What is 'Murabaha'
Murabaha is an Islamic financing structure in which an intermediary buys a property with free and clear title. Murabaha is not an interest-bearing loan, which is considered riba (or excess), and is an acceptable form of credit sale under Sharia (Islamic religious law). Similar in structure to a rent-to-own arrangement, the intermediary retains ownership of the property until the loan is paid in full.
BREAKING DOWN 'Murabaha'In a murabaha contract of sale, the bank buys a specific item from a client for a predetermined profit over the cost of the item, then sells the item back to the client in installments. Because a set fee is charged rather than riba, or interest, this type of loan is legal in Islamic countries. Islamic banks are not authorized to charge interest on loans because of religious beliefs, so banks must charge a flat fee for continuing daily operations.
Requirements for Murabaha
For meeting Islamic standards of a legal sale, murabaha is completed in two stages. In the first stage, the bank purchases a commodity that the client is selling. In the second stage, the client agrees to a payment schedule for repurchasing the good. Because murabaha involves two transactions, two sale contracts are used.
Murabaha and Default
Because additional charges may not be imposed after a due date, murabaha default is an increasing concern for Islamic banks. Many banks believe defaulters should be blacklisted and not allowed future loans from any Islamic bank as a method of decreasing murabaha default. Even if it is not expressly mentioned in the loan agreement, this arrangement is permissible in Shariah, the body of Islamic law. Therefore, if a debtor is facing a genuine hardship and cannot repay a loan on time, respite may be given as described in the Quran. However, the government may take action in cases of willful default.
Examples of Murabaha
The murabaha form of financing is typically used for fulfilling Islamic loan requirements in diverse sectors. For example, consumers use murabaha when purchasing household appliances, cars or real estate. Businesses use this type of financing when purchasing machinery, equipment or raw materials. However, murabaha is most commonly used for short-term trade, such as issuing letters of credit for importers.

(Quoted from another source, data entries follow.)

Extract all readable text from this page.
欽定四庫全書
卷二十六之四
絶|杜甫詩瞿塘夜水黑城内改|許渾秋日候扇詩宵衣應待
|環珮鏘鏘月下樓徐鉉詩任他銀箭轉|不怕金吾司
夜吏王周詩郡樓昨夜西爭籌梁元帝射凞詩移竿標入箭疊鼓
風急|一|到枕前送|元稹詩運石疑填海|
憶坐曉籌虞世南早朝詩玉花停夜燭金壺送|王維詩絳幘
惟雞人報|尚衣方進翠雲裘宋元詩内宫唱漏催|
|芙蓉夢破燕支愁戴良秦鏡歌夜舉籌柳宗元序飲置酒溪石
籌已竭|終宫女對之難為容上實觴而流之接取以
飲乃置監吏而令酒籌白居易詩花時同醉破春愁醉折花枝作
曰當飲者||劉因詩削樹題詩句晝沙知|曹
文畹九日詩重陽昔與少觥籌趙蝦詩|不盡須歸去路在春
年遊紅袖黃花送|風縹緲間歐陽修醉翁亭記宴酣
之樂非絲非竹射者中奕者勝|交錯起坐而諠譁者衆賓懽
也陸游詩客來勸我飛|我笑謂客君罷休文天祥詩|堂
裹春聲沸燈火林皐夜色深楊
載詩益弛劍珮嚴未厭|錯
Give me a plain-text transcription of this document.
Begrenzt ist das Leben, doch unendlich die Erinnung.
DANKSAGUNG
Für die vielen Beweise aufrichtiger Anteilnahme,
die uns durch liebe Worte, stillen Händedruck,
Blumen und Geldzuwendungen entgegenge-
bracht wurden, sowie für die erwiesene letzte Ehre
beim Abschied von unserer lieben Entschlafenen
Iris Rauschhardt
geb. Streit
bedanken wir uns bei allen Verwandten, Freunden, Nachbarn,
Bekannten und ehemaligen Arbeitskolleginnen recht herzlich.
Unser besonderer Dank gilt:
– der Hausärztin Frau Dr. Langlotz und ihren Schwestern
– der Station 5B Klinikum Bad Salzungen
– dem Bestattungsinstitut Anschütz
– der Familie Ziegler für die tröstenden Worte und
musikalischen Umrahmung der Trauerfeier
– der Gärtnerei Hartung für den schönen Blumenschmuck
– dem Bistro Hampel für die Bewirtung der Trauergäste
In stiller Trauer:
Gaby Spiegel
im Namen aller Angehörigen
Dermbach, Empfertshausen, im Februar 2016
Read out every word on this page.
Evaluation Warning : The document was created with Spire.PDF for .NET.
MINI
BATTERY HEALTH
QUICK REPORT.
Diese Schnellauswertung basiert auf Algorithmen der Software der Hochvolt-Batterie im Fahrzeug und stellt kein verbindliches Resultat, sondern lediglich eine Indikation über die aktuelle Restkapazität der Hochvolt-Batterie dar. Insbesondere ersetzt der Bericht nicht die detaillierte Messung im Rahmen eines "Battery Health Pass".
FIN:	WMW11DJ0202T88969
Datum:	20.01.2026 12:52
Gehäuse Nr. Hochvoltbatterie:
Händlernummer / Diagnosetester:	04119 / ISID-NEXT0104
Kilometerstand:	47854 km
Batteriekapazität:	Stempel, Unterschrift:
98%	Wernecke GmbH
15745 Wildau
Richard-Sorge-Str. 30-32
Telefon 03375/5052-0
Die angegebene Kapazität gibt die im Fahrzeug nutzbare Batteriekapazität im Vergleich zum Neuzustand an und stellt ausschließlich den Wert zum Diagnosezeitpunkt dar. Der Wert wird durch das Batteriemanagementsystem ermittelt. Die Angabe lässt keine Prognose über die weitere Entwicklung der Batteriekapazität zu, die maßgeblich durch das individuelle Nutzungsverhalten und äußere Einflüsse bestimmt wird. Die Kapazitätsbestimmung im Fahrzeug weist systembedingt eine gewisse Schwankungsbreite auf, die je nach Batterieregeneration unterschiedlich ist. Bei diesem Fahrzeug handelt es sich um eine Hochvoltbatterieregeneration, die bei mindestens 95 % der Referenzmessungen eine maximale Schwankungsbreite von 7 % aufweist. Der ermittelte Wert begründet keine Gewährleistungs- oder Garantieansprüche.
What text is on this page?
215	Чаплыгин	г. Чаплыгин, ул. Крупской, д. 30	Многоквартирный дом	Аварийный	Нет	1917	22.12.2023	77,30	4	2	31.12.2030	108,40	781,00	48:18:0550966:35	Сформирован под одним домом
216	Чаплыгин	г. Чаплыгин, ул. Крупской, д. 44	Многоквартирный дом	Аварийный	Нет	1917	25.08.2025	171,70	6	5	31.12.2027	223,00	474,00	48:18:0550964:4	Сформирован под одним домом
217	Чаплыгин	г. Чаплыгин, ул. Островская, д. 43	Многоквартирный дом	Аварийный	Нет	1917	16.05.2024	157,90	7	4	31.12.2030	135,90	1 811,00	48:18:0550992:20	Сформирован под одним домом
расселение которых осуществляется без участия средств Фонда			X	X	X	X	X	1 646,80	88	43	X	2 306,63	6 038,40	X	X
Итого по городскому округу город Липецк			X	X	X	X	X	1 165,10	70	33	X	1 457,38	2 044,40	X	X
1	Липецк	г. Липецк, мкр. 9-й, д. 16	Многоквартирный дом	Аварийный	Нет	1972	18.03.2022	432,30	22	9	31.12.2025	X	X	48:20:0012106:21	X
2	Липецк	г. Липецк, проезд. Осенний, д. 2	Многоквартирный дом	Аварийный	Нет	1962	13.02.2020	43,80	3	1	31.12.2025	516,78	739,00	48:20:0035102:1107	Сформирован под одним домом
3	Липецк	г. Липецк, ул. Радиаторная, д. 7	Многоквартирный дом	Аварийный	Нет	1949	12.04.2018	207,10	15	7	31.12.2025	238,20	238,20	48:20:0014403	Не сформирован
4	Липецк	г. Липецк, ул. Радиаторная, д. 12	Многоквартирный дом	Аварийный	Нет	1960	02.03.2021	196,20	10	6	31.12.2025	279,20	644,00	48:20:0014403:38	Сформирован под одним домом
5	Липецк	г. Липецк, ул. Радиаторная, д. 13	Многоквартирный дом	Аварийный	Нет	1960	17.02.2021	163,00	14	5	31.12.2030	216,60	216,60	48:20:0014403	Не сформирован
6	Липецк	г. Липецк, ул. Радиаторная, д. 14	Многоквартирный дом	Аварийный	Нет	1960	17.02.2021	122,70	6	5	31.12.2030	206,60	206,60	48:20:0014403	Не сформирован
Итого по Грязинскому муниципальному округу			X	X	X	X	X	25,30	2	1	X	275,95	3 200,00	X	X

A murabaha letter of credit is issued for a beneficiary, the exporter, on behalf of an applicant, the importer. The bank issuing the letter of credit agrees to pay an amount of money in compliance with the terms described in the letter of credit. Because the bank’s creditworthiness replaces that of the applicant, the beneficiary is guaranteed payment. This benefits the exporter because the bank assumes the payment risk.